No matter how old your loved one is when they have a joint replaced, they will need a helping hand to assist them through the various phases of surgery – both before and after. If you’re about to step into the role, understand that it can be a time-consuming and demanding task (but also incredibly rewarding).

Here are some of the ways you can help make the process a little easier:

 

Preparing Your Home For Recovery 

Every joint replacement patient has different needs, and the restrictions they face after surgery will depend on several factors. Still, many people find it helpful to set up a “recovery room” on the first floor of the house. This room should include:

  • Easy access to a nearby bathroom OR a bedside urinal/commode (Note: It may be necessary to install grab bars in the bathroom)
  • A bed that isn’t too high off the ground
  • A telephone or cellphone (with charger) to call for help
  • Bandages and other supplies necessary for wound care
  • A walker or crutches, if needed
  • Open walkways, without rugs or electrical cords in the way
  • Comfortable clothing and shoes that are safe for walking around the house
  • A variety of snacks and beverages
  • Several entertainment options (books, crosswords, television, etc.)

Recovery

During the recovery phase, your loved one may need significant assistance in their activities of daily living.

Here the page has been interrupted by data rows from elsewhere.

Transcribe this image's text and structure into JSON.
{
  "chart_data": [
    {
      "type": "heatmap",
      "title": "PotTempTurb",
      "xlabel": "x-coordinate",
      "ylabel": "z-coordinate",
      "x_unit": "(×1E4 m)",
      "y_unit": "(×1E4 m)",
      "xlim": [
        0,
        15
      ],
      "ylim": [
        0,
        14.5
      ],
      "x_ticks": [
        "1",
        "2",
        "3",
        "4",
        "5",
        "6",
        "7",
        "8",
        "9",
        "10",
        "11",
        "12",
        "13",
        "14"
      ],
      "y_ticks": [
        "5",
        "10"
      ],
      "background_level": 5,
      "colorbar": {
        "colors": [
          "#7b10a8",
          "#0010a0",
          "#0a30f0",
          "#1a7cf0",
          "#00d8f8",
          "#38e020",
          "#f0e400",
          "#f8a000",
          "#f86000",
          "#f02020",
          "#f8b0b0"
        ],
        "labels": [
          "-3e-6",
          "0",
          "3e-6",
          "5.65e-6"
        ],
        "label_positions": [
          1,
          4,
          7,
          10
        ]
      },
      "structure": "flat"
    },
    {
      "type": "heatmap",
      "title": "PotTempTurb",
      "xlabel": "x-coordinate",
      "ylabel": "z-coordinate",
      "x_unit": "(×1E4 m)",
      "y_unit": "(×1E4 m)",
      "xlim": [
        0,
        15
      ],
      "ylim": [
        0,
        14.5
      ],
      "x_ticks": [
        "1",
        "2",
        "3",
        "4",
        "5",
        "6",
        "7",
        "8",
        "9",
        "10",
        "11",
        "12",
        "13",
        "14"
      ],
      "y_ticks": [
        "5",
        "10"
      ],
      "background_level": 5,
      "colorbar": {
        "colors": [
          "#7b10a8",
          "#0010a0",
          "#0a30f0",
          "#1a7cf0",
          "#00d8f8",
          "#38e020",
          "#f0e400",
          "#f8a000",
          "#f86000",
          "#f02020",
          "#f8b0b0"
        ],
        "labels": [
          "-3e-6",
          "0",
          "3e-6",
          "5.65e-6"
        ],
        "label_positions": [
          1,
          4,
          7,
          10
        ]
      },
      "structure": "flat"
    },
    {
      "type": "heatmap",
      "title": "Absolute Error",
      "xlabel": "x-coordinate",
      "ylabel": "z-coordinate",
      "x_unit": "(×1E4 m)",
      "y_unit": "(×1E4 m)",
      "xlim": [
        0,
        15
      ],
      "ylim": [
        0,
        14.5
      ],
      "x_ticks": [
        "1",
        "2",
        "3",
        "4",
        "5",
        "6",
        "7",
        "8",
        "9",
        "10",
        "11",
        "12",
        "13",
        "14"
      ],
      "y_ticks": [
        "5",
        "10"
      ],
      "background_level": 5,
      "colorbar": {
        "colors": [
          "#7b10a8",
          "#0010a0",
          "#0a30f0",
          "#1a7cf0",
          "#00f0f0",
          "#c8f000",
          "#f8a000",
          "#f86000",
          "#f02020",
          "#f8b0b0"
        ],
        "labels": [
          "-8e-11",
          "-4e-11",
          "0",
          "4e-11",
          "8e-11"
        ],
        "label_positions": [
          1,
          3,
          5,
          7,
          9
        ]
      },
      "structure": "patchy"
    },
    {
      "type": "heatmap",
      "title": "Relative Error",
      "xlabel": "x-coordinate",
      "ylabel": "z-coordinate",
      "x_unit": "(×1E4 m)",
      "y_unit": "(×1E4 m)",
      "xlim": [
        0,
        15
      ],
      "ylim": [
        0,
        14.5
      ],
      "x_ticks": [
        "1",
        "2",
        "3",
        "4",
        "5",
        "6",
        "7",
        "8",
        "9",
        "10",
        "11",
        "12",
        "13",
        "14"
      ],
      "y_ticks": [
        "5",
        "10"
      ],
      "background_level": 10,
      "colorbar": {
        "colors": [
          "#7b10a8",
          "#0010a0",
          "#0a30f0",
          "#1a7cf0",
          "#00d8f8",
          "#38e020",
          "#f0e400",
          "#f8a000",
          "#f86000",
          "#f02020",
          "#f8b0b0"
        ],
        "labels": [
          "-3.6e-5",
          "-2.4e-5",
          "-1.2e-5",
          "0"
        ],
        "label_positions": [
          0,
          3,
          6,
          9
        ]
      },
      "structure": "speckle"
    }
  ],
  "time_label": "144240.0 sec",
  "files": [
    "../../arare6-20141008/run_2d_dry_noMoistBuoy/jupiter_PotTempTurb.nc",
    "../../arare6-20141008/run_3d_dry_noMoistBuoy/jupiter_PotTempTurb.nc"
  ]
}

  • Medication: Depending on the type of surgery, it is not unlikely that one of more medications will be required. Ask the doctor if she can provide the prescriptions in advance, so you can have them ready and waiting at home prior to surgery.
  • Meals and snacks: If you will not be living in your loved one’s home full-time, it is vital that they meals they can quickly and easily make on their own. Try preparing a few options in advance that can be quickly reheated in the microwave – or provide quick meals that don’t have to be heated at all.
  • Wound care: Your loved one will likely have bandages and dressings that need to be changed daily (or more). If possible, meet with your loved one’s doctor in advance to learn proper techniques and safety procedures before outpatient care begins. 
  • Household tasks: Depending on the type of joint replacement your loved one receives (knees, hips, etc.), they may not be able to stand or bend for a period of several weeks. This typically means that most household chores are out of the question. Plan to take on these tasks on your own or arrange for outside help. 
  • Doctors appointments: Post-surgery, your loved on will likely have several follow-up appointments within the first four – six weeks. Missing an appointment can leads to setbacks and complications, so it’s vital to take these follow-ups seriously. 
  • Activity: Exercising can have a big impact on a patient’s recovery. Your loved one’s doctor will likely prescribe a home exercise program in addition to outpatient rehab. Help them chart their efforts and results, and provide the motivation to stay on track.
  • Paperwork: As with any surgery, joint replacement comes with a lot of paperwork. On top of the discharge orders provided by the hospital, your loved one will likely receive reports at each follow-up visit – and an absolute flurry of bills in the mail. Help them stay on top of things by organizing everything in an accordion folder or binder with tabs for each type of correspondence.

Self-Care

Remember during this difficult time that it is also important to take care of YOU. It’s easy for caregivers to fall into the trap of constantly providing and never receiving – and that is a quick road to burnout. Remember to:

  • Take breaks
  • Eat a healthy diet
  • Make time for exercise
  • Maintain outside interests
  • Stay in touch with family and friends
  • Get enough sleep

If you’re feeling overwhelmed, this is not the time to grin and bear it. Your lack of wellness won’t only affect you, it will also affect the quality of care you can provide to your loved one. Don’t be afraid to reach out and ask for help if you need it!

Final Thoughts

Proper preparation can help you provide the best care possible for your loved one after their joint-replacement surgery. Recovery can be difficult, but it will be a lot easier with you helping out!